A dimension is something that you can group and filter your metrics by. A user registration date, order delivery address, total number of orders a user made.

Most dimensions are just table columns, like name in the product_categories table. The power of Dictum comes from the fact that when you request revenue by product category, you don't have to remember that you have to first join products by product_id to orders and then product_categories by category_id to products. Because all the information about table relationships is already in your model, all you have to do is specify the dimension.

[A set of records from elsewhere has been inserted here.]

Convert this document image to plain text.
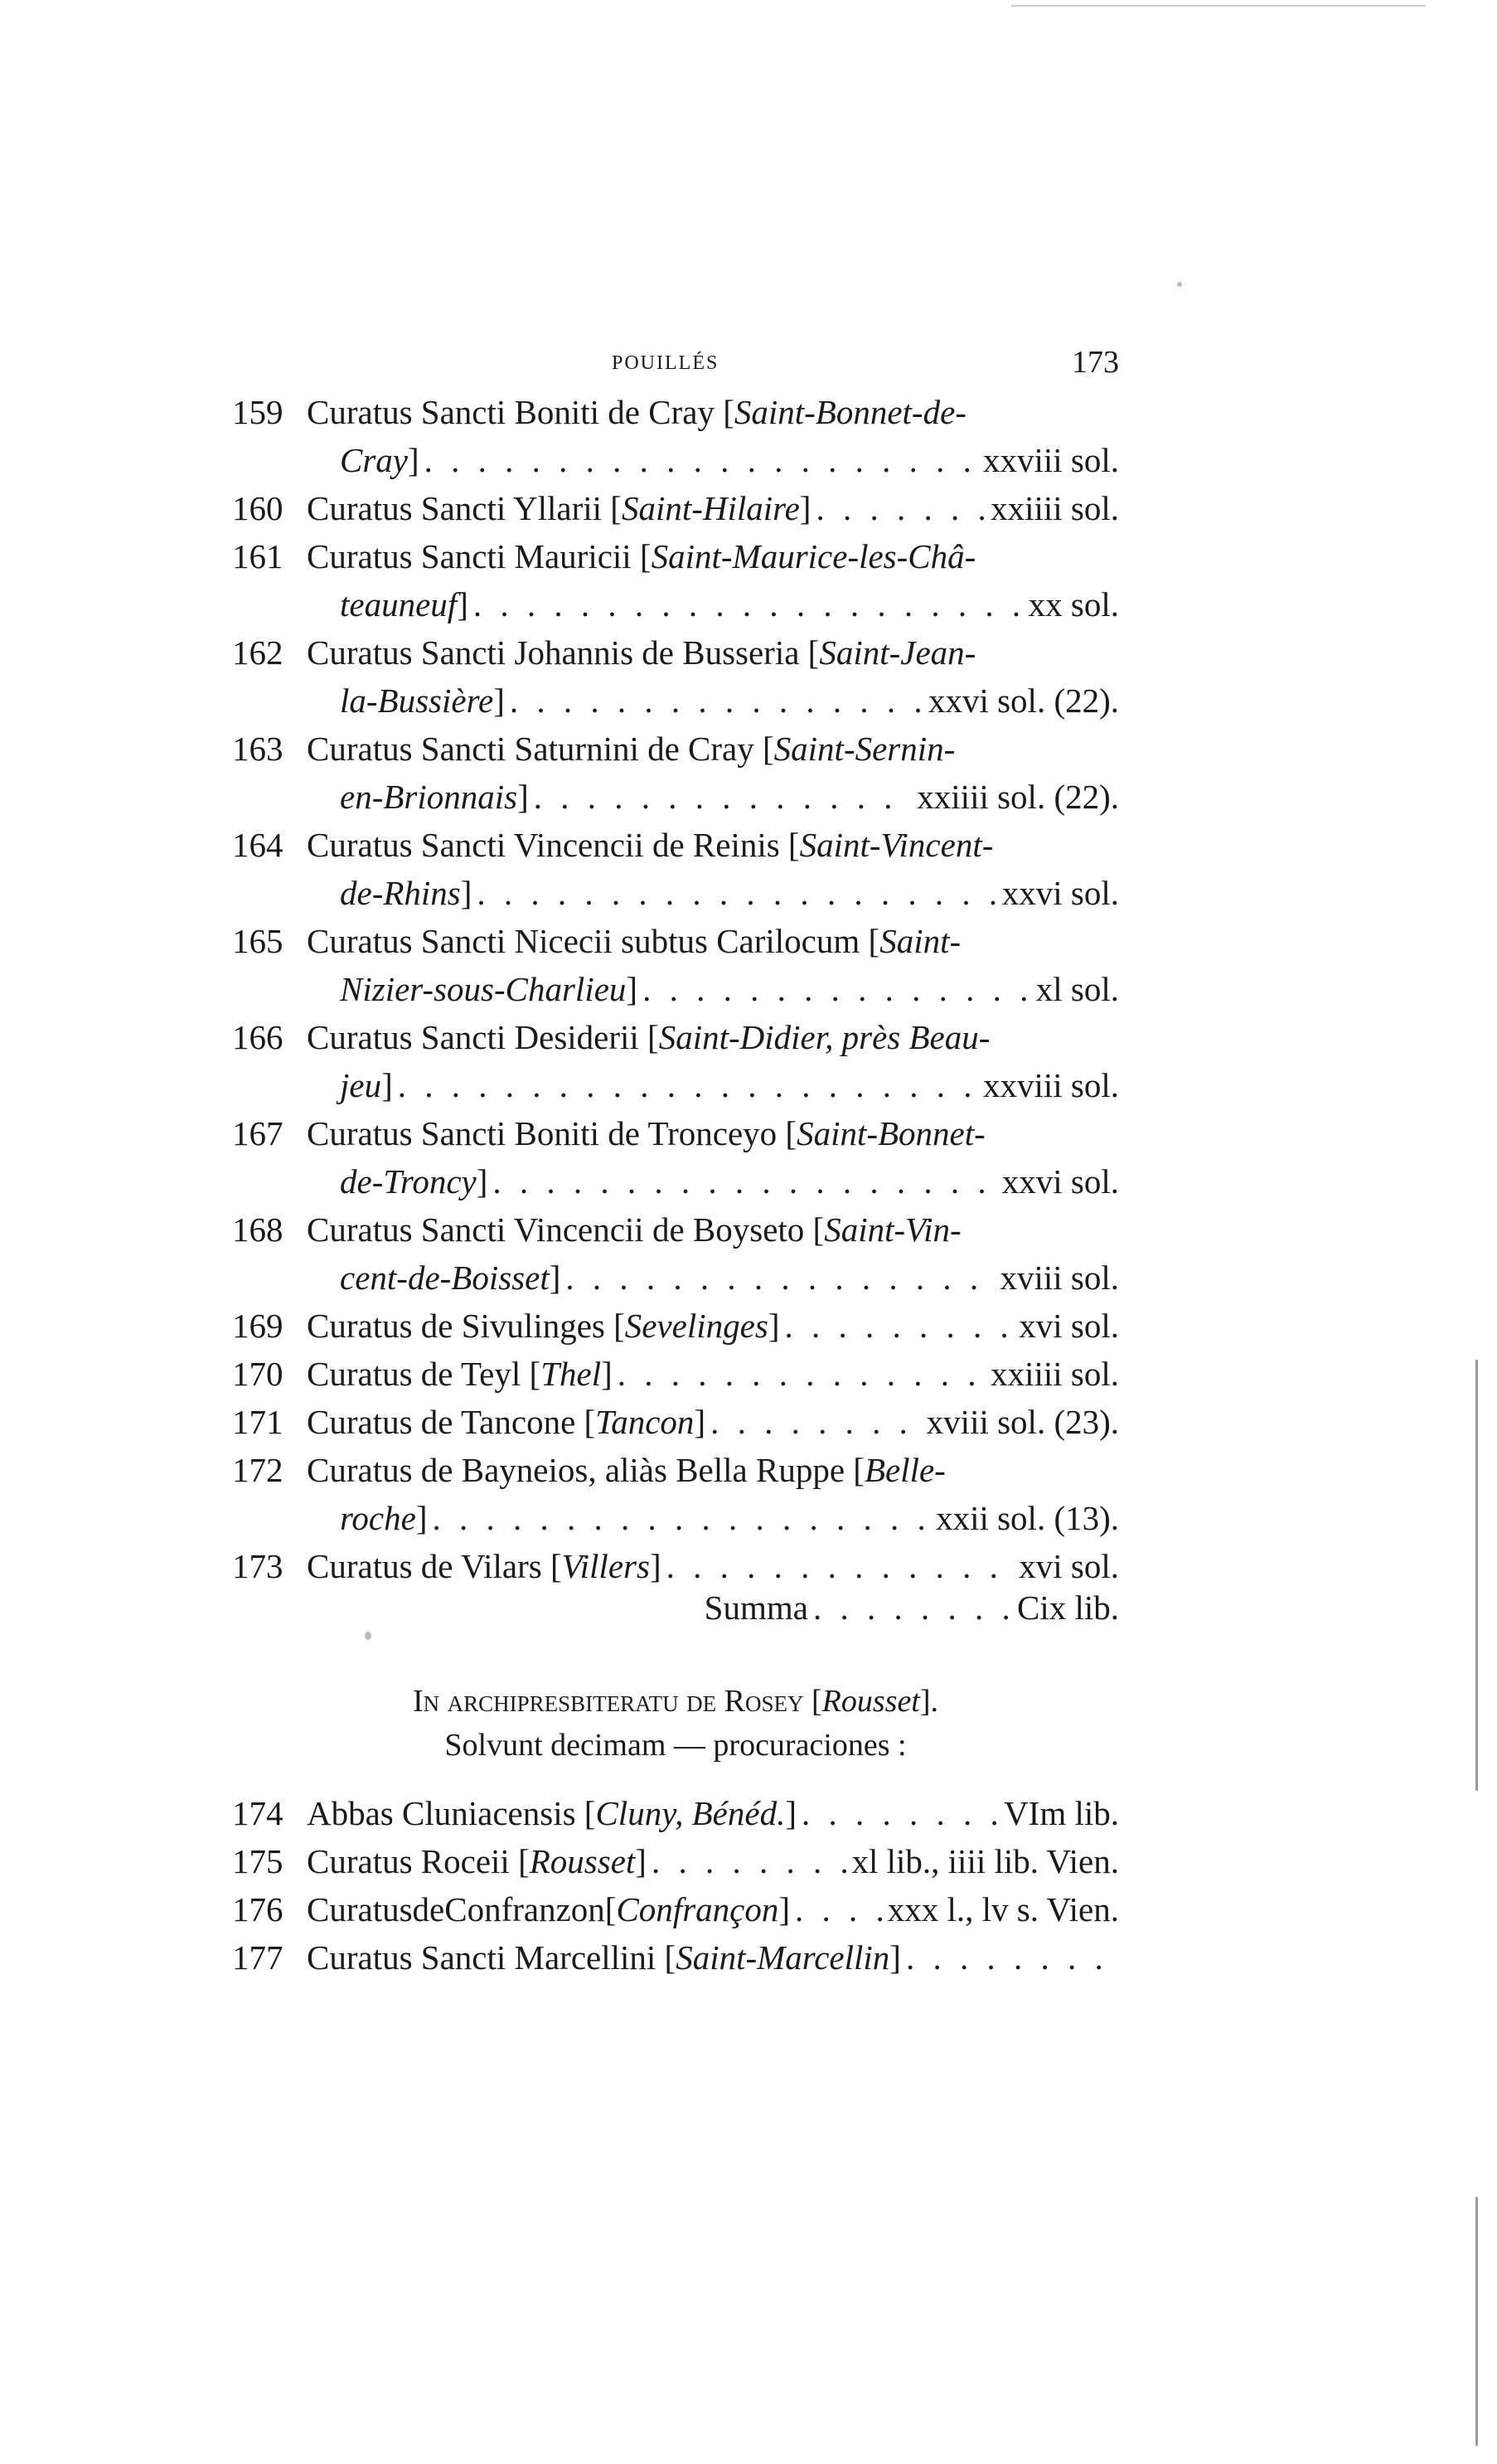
POUILLÉS	173
159 Curatus Sancti Boniti de Cray [Saint-Bonnet-de-
Cray] . . .	xxviii sol.
160 Curatus Sancti Yllarii [Saint-Hilaire] . . .	xxiiii sol.
161 Curatus Sancti Mauricii [Saint-Maurice-les-Châ-
teauneuf] . . .	xx sol.
162 Curatus Sancti Johannis de Busseria [Saint-Jean-
la-Bussière] . . .	xxvi sol. (22).
163 Curatus Sancti Saturnini de Cray [Saint-Sernin-
en-Brionnais] . . .	xxiiii sol. (22).
164 Curatus Sancti Vincencii de Reinis [Saint-Vincent-
de-Rhins] . . .	xxvi sol.
165 Curatus Sancti Nicecii subtus Carilocum [Saint-
Nizier-sous-Charlieu] . . .	xl sol.
166 Curatus Sancti Desiderii [Saint-Didier, près Beau-
jeu] . . .	xxviii sol.
167 Curatus Sancti Boniti de Tronceyo [Saint-Bonnet-
de-Troncy] . . .	xxvi sol.
168 Curatus Sancti Vincencii de Boyseto [Saint-Vin-
cent-de-Boisset] . . .	xviii sol.
169 Curatus de Sivulinges [Sevelinges] . . .	xvi sol.
170 Curatus de Teyl [Thel] . . .	xxiiii sol.
171 Curatus de Tancone [Tancon] . . .	xviii sol. (23).
172 Curatus de Bayneios, aliàs Bella Ruppe [Belle-
roche] . . .	xxii sol. (13).
173 Curatus de Vilars [Villers] . . .	xvi sol.
Summa . . .	Cix lib.
In archipresbiteratu de Rosey [Rousset].
Solvunt decimam — procuraciones :
174 Abbas Cluniacensis [Cluny, Bénéd.] . . .	VIm lib.
175 Curatus Roceii [Rousset] . . .	xl lib., iiii lib. Vien.
176 CuratusdeConfranzon[Confrançon] . . .	xxx l., lv s. Vien.
177 Curatus Sancti Marcellini [Saint-Marcellin]
. . .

Dimensions are tied to tables, so unlike measures, they can only be defined in the same file as the table, under the dimensions key.

Schema

name: |
    string, required
    Human-readable descriptive display name for a dimension

description: |
    string, optional
    A longer description for documentation purposes.

expr: |
    string expression, required
    Must be an non-aggregate expression.
    An aggregate expression will result in an error.

type: |
    float | int | date | datetime | bool | str, required
    The data type of the calculation.

format: |
    string or dict, optional
    Formatting information (see Formatting).

missing: |
    whatever type is specified in the type field, optional
    Missing values (NULL) in the dimension will be replaced
    with value specified in this option.

union: |
    string, optional
    If present, this dimension will be treated as belonging
    to a union with this ID. The union must be defined
    in unions.yml. See below for explanation.

Unions

Data in data warehouses is not always perfectly normalized. If dimensions are tied to tables, it means that each dimension can only exist in one table at a time, meaning that the data must be normalized for Dictum to work.

So, for example, if you have a dimension called country, Dictum will expect that there's some table holding a list of countries that it can join to the fact tables.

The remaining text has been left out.